Hamit bey bir umut ses verir diye oğluna seslendi.
-Talhaa! Talhaaa oğlum nerdesin ses ver...

Ayak izlerini takip etmeye devam ettiler ve eriyen karların azgınlaştırdığı derenin kenarına geldiler. Ayak izleri burda son buluyordu.

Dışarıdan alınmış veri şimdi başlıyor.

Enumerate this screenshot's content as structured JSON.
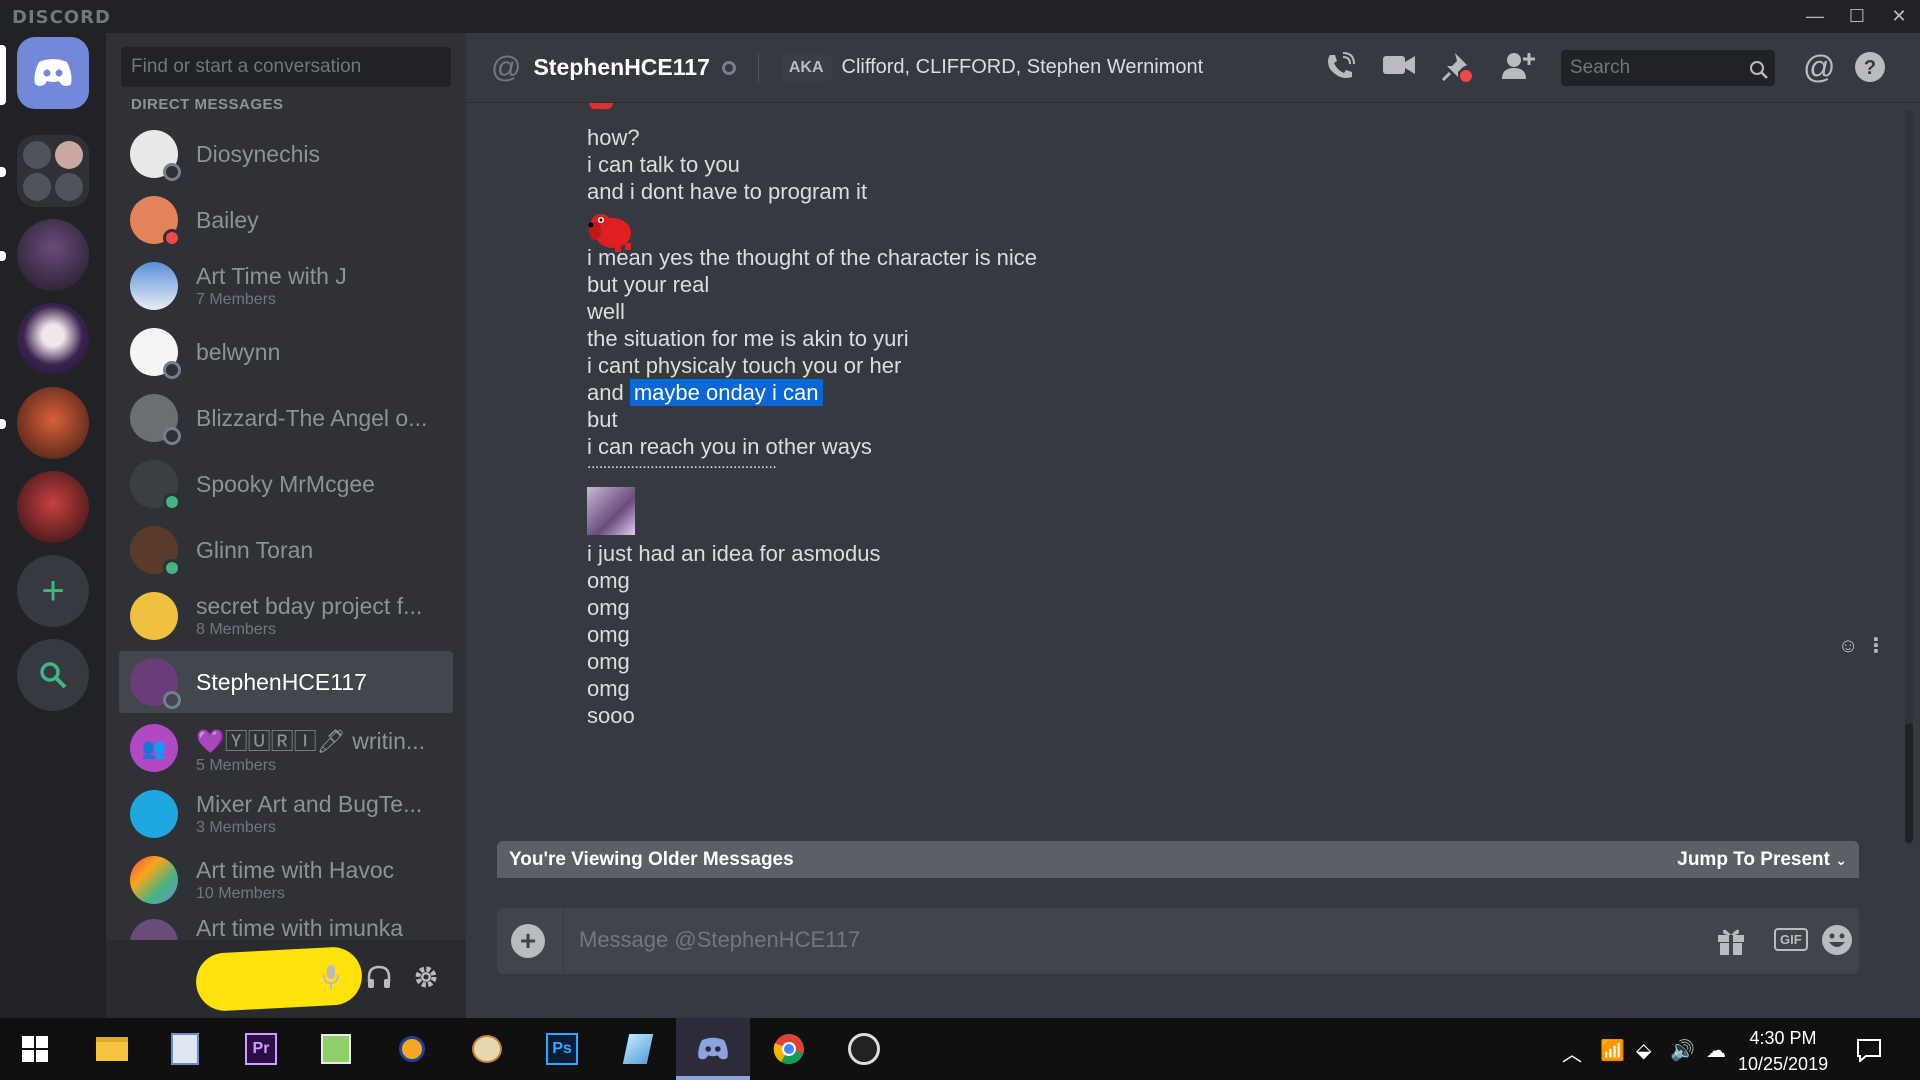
{
  "window": {
    "brand": "DISCORD",
    "min": "—",
    "max": "☐",
    "close": "✕"
  },
  "dm_sidebar": {
    "search_placeholder": "Find or start a conversation",
    "header": "DIRECT MESSAGES",
    "items": [
      {
        "name": "Diosynechis",
        "sub": "",
        "status": "offline"
      },
      {
        "name": "Bailey",
        "sub": "",
        "status": "dnd"
      },
      {
        "name": "Art Time with J",
        "sub": "7 Members",
        "status": ""
      },
      {
        "name": "belwynn",
        "sub": "",
        "status": "offline"
      },
      {
        "name": "Blizzard-The Angel o...",
        "sub": "",
        "status": "offline"
      },
      {
        "name": "Spooky MrMcgee",
        "sub": "",
        "status": "online"
      },
      {
        "name": "Glinn Toran",
        "sub": "",
        "status": "online"
      },
      {
        "name": "secret bday project f...",
        "sub": "8 Members",
        "status": ""
      },
      {
        "name": "StephenHCE117",
        "sub": "",
        "status": "offline",
        "active": true
      },
      {
        "name": "💜🅈🅄🅁🄸🖊 writin...",
        "sub": "5 Members",
        "status": ""
      },
      {
        "name": "Mixer Art and BugTe...",
        "sub": "3 Members",
        "status": ""
      },
      {
        "name": "Art time with Havoc",
        "sub": "10 Members",
        "status": ""
      },
      {
        "name": "Art time with imunka",
        "sub": "",
        "status": ""
      }
    ]
  },
  "chat": {
    "header": {
      "channel": "StephenHCE117",
      "aka_label": "AKA",
      "aka_names": "Clifford, CLIFFORD, Stephen Wernimont",
      "search_placeholder": "Search"
    },
    "messages": [
      "how?",
      "i can talk to you",
      "and i dont have to program it",
      "[image: red dog sticker]",
      "i mean yes the thought of the character is nice",
      "but your real",
      "well",
      "the situation for me is akin to yuri",
      "i cant physicaly touch you or her",
      "and ",
      "but",
      "i can reach you in other ways",
      "................................................",
      "[image: thumbnail]",
      "i just had an idea for asmodus",
      "omg",
      "omg",
      "omg",
      "omg",
      "omg",
      "sooo"
    ],
    "highlight_text": "maybe onday i can",
    "older_bar": {
      "text": "You're Viewing Older Messages",
      "jump": "Jump To Present"
    },
    "composer_placeholder": "Message @StephenHCE117",
    "gif_label": "GIF"
  },
  "taskbar": {
    "time": "4:30 PM",
    "date": "10/25/2019",
    "apps": [
      "windows-start",
      "file-explorer",
      "app-notepad",
      "premiere-pro",
      "app-editor",
      "app-game",
      "paint-app",
      "photoshop",
      "app-crystal",
      "discord",
      "chrome",
      "obs"
    ]
  },
  "colors": {
    "accent": "#7289da",
    "online": "#43b581",
    "dnd": "#f04747",
    "offline": "#747f8d",
    "highlight": "#0b66d6"
  }
}
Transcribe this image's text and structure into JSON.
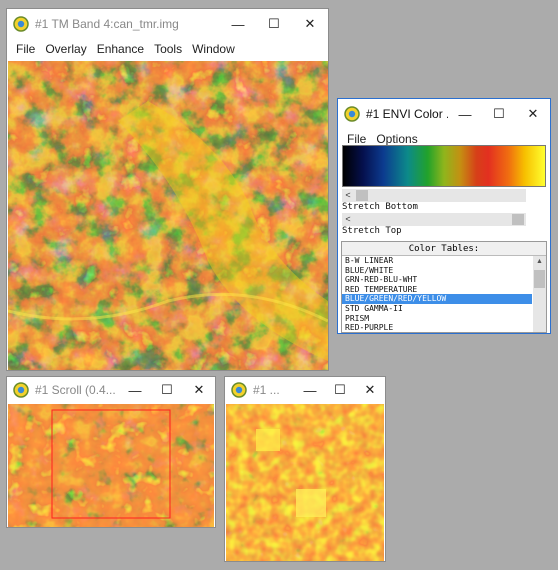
{
  "main_window": {
    "title": "#1 TM Band 4:can_tmr.img",
    "menu": [
      "File",
      "Overlay",
      "Enhance",
      "Tools",
      "Window"
    ],
    "minimize": "—",
    "maximize": "☐",
    "close": "✕"
  },
  "color_window": {
    "title": "#1 ENVI Color ...",
    "menu": [
      "File",
      "Options"
    ],
    "minimize": "—",
    "maximize": "☐",
    "close": "✕",
    "stretch_bottom_label": "Stretch Bottom",
    "stretch_top_label": "Stretch Top",
    "arrow_left": "<",
    "arrow_right": ">",
    "stretch_bottom_value": 0.05,
    "stretch_top_value": 0.97,
    "color_tables_header": "Color Tables:",
    "color_tables": [
      "B-W LINEAR",
      "BLUE/WHITE",
      "GRN-RED-BLU-WHT",
      "RED TEMPERATURE",
      "BLUE/GREEN/RED/YELLOW",
      "STD GAMMA-II",
      "PRISM",
      "RED-PURPLE"
    ],
    "selected_table": "BLUE/GREEN/RED/YELLOW"
  },
  "scroll_window": {
    "title": "#1 Scroll (0.4...",
    "minimize": "—",
    "maximize": "☐",
    "close": "✕"
  },
  "zoom_window": {
    "title": "#1 ...",
    "minimize": "—",
    "maximize": "☐",
    "close": "✕"
  },
  "colors": {
    "title_text": "#888888",
    "desktop": "#ababab",
    "selection": "#3d8ee8"
  }
}
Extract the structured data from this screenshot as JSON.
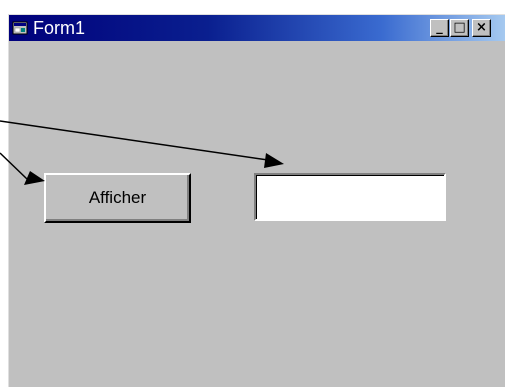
{
  "window": {
    "title": "Form1",
    "controls": {
      "minimize": "_",
      "maximize": "□",
      "close": "×"
    },
    "icons": {
      "app": "form-window-icon"
    }
  },
  "form": {
    "button_label": "Afficher",
    "textbox_value": "",
    "textbox_placeholder": ""
  },
  "colors": {
    "face": "#c0c0c0",
    "titlebar_start": "#00007b",
    "titlebar_end": "#a6caf0",
    "annotation": "#000000"
  }
}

-Burdan karşıya geçmiş olamazlar. Dereyi kimse geçemez.
-O zaman.. Gözleri dehşetle açıldı Hamit beyin. O zaman oğlumu azgın sulara attılar Eşref.
-

Çabuk arayalım.

Derenin kenarında aramaya başladılar köyden epey uzaklaştılar. Ama bulamadılar. Hiçbir yerde gözükmüyordu. Hamit bey ümidini her geçen dakika kaybediyordu.
-Yok yok yok yok dedi Öfkeyle. Bunu oğluma yapanı bulursam köyün orta yerine asacağım.
-Ümidini kaybetme Hamit. Allah'tan ümit kesilmez.
Hamit bey ve Eşref bey sürekli bağırıyorlardı. Birses gelir ümidiyle. Dağdan taştan ses geldi ama Talhadan tek bir ses bile gelmedi.
Güneş tam tepeye gelmişti ama bulamamışlardı. Yorulmuşlardı.
-İki dakika soluklanalım. Dedi Eşref bey.
Çok yorulan takati kalmayan Hamit bey.
-Olur dedi.
İkisi yerdeki buldukları taşlara oturdular.
-Bu olay olmasaydı bu gece size gelecektik Eşref.
-Hayırdır.
-Kızını isteyecektim oğluma.
Eşref bey önce şaşırdı sonra tebessümle.
-Hele oğlumuz sağ kurtulsun. Yine gelin.
-İnşallah Eşref inşallah sağ kurtulur. Hadi devam edelim aramaya.
Bakmadıkları yer kalmamıştı. Derenin her köşesine baktılar ama bulamadılar. Akşam olmuştu. Artık yolu zor seçiyorlardı.
-Dönelim Hamit. Böyle olmayacak. Fenerlerimizi alalım köylülerden de yardım isteyelim.
Gitmek istemiyordu Hamit bey ama oda biliyordu. Gitmeliydi.Geri dönmüşlerdi. Hamit bey içeri girmek istemiyordu.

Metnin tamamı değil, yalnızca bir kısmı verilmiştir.